Vous avez toujours rêvé de devenir propriétaire, mais l'idée de vivre seul n'est pas une aventure qui vous tente ? L'habitat participatif est peut-être fait pour vous. Ce projet immobilier qui se crée et se vit en commun est de plus en plus populaire, et est même considéré comme une "démarche citoyenne" par la loi. Explications.

Le concept de l'habitat participatif ne date pas d'hier, au contraire : cela fait plusieurs centaines d'années qu'il existe. Le principe ? Se lier à des proches - familles, amies, personnes partageant les mêmes envies ou les mêmes centres d'intérêt - pour réfléchir à un projet immobilier en commun : plus que des voisins, ils seront une véritable communauté. Ensemble, ces personnes vont chercher un terrain ou un logement, et concevoir un espace de vie qui correspond à leurs besoins, mais surtout à un principe de vie : la vie en communauté.

L'habitat participatif, une colocation géante ?

Sur le papier, le concept ressemble fortement à celui de la colocation, où chacun a sa chambre et partage des espaces communs tels que le salon, la cuisine ou encore la salle de bain. Et bien sûr, il y a un peu de cela, mélangé à de la copropriété. Dans un logement participatif, tous les habitants sont généralement propriétaires et participent donc ensemble aux grandes décisions liées à l'entretien du ou des bâtiments.

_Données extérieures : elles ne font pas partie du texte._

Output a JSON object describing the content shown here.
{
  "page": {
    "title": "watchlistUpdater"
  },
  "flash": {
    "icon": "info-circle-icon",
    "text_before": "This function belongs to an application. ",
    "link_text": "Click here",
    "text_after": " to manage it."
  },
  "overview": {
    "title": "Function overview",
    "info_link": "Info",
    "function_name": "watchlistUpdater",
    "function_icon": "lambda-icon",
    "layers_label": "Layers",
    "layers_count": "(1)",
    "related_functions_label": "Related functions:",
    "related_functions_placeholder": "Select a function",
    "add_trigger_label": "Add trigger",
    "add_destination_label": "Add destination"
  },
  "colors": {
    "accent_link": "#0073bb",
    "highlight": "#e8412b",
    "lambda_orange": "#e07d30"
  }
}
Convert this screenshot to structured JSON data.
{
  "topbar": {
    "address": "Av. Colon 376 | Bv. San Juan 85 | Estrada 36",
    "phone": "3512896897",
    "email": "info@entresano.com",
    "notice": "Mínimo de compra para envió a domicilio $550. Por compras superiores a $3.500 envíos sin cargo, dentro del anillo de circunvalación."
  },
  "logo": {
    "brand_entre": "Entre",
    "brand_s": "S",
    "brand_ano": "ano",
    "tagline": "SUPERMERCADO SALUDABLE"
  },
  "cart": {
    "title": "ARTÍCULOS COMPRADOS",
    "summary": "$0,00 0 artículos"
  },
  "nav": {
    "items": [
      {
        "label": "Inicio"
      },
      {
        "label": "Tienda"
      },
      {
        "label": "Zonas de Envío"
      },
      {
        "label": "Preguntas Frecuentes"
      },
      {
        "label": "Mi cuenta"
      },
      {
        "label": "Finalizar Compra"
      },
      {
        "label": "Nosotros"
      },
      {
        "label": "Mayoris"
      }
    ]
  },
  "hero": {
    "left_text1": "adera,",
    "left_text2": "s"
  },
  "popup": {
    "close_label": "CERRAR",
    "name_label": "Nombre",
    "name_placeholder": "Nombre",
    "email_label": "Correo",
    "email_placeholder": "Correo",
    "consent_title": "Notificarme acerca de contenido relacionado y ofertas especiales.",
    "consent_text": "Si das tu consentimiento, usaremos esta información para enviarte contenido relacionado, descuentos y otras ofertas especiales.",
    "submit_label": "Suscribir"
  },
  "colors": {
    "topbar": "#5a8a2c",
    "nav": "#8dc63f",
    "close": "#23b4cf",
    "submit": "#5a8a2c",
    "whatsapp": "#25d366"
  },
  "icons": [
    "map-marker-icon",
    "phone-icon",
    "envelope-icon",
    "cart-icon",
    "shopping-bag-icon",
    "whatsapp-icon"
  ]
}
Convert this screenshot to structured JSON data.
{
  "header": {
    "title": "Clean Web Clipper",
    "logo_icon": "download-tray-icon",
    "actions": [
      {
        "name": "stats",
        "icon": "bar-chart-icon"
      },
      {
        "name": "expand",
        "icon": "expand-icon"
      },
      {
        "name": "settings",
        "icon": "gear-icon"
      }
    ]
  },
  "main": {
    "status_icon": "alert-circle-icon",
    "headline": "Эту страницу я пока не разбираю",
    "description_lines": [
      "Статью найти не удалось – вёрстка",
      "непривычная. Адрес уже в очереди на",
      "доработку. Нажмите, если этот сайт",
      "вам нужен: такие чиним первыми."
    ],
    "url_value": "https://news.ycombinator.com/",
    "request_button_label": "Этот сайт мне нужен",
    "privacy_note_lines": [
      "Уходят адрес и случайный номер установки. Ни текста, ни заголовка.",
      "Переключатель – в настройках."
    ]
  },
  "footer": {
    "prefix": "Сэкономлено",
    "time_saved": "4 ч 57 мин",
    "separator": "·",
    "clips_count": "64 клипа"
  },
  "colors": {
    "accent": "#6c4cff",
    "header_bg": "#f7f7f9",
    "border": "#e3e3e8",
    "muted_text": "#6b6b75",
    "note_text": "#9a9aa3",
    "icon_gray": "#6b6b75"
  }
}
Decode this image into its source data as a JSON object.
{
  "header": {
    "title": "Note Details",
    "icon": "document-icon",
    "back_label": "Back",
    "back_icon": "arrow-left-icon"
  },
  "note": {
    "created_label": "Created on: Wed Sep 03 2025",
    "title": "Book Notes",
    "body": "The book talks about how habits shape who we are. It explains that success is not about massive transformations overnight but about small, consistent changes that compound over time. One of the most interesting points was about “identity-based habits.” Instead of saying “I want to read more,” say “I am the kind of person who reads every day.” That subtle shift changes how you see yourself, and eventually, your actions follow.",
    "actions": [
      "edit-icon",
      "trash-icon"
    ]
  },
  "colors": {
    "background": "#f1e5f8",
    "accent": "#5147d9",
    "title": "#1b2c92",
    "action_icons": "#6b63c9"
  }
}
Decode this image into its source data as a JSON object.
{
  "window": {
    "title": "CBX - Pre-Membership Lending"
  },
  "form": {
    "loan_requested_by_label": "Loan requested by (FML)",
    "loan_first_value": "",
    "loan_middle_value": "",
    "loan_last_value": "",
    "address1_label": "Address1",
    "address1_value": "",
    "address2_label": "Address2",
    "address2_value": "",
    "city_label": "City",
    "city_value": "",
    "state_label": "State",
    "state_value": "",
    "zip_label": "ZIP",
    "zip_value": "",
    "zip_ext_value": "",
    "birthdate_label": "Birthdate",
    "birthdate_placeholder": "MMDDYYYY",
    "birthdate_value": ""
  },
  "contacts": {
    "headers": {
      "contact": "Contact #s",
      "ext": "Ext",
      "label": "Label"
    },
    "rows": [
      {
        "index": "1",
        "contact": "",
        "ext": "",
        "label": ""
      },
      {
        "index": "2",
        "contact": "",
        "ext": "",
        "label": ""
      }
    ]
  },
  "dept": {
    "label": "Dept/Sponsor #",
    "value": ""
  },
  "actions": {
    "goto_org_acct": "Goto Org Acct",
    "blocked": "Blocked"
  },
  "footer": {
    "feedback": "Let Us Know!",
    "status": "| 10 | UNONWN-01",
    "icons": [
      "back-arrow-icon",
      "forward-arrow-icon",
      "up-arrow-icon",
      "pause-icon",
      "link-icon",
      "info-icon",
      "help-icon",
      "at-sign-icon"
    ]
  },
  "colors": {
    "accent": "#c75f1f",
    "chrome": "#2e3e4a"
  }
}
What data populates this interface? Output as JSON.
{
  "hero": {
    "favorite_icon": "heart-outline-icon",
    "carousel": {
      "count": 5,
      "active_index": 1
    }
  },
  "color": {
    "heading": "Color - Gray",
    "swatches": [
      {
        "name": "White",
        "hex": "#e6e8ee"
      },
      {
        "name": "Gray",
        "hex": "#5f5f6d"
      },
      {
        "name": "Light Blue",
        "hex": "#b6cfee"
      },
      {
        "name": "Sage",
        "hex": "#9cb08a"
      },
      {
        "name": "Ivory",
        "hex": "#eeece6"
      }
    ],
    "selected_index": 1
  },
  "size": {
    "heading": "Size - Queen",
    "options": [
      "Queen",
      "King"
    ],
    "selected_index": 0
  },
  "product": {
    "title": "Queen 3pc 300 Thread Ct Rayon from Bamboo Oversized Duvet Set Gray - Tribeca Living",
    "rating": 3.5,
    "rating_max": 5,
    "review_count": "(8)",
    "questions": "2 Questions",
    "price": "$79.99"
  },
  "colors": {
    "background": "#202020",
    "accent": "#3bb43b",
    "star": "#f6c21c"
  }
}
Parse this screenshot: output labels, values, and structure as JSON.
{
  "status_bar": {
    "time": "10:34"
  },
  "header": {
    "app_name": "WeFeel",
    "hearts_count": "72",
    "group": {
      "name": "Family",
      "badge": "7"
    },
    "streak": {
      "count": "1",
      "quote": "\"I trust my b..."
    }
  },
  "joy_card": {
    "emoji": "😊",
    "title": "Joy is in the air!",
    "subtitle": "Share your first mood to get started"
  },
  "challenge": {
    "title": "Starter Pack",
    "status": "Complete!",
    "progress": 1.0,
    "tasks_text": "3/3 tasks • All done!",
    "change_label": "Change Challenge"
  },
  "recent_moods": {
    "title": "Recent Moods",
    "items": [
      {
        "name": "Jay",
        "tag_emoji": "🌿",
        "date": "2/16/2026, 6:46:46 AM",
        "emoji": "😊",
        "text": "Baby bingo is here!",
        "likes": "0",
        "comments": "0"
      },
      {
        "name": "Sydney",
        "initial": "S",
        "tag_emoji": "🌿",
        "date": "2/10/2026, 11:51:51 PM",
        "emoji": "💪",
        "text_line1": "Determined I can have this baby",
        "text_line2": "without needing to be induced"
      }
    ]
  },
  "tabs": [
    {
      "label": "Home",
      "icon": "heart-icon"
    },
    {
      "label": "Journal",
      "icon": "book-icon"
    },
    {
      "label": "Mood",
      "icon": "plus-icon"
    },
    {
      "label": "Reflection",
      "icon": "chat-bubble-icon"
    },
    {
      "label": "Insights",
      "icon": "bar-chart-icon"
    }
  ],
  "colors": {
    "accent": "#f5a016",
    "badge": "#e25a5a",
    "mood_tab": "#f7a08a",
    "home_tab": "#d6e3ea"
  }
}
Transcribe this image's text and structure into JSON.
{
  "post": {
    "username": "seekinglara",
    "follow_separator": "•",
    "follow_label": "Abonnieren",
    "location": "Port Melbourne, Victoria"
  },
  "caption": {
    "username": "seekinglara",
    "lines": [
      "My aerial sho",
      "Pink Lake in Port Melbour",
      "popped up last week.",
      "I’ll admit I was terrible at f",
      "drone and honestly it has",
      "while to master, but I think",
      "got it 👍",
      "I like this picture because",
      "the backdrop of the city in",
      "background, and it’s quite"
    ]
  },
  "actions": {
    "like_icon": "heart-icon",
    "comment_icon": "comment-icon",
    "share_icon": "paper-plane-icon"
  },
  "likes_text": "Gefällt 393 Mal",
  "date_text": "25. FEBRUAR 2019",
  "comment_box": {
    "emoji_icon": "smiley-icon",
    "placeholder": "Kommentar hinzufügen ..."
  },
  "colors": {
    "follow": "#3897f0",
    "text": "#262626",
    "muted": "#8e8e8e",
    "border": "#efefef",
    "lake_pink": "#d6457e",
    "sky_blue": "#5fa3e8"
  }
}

Le tout sans organisme extérieur tels qu'un syndicat de co-propriété.

Car c'est là la principale différence entre la colocation et l'habitat participatif : dans ce cas de figure, les habitants ne vivent pas forcément ensemble. L'espace commun peut tout à fait être un grand jardin accessible à tous, ou des salles de jeu, par exemple. Immeuble ou maisons individuelles : les logements participatifs peuvent prendre la forme de votre choix. Pour se lancer dans un tel projet, les éventuels participants ont deux options : monter une coopérative d'habitants ou une société d'attribution et d'autopromotion. Ce sont ces entités qui seront propriétaires du terrain et des logements de leur communauté.

Un concept basé sur des principes de vie écologiques

En règle générale, les communautés qui optent pour le principe de l'habitat participatif possèdent des liens très forts. Cela peut être des liens familiaux, des frères, soeurs, cousins et cousines résolus à tous vivre à proximité les uns des autres. Mais généralement, il s'agit plutôt d'un lien lié à l'écologie, car ces groupes de personnes rêvent bien souvent de consommer autrement, selon des principes de développement durable et dans une optique de réduire leur empreinte écologique commune.

Sans aller jusqu'à tomber dans un système qui vit en autarcie, coupé du monde, ces communautés vivant en habitat participatif aiment généralement être auto-suffisantes, notamment grâce à la production de fruits et de légumes dans des potagers, parfois grâce à l'élevage, et surtout : grâce à un grand sens de la solidarité. Pour que le système fonctionne, chacun doit mettre la main à la pâte et aider au bon fonctionnement de la communauté. Depuis 2014, la loi Alur reconnaît d'ailleurs ce type d'habitat comme une "démarche citoyenne".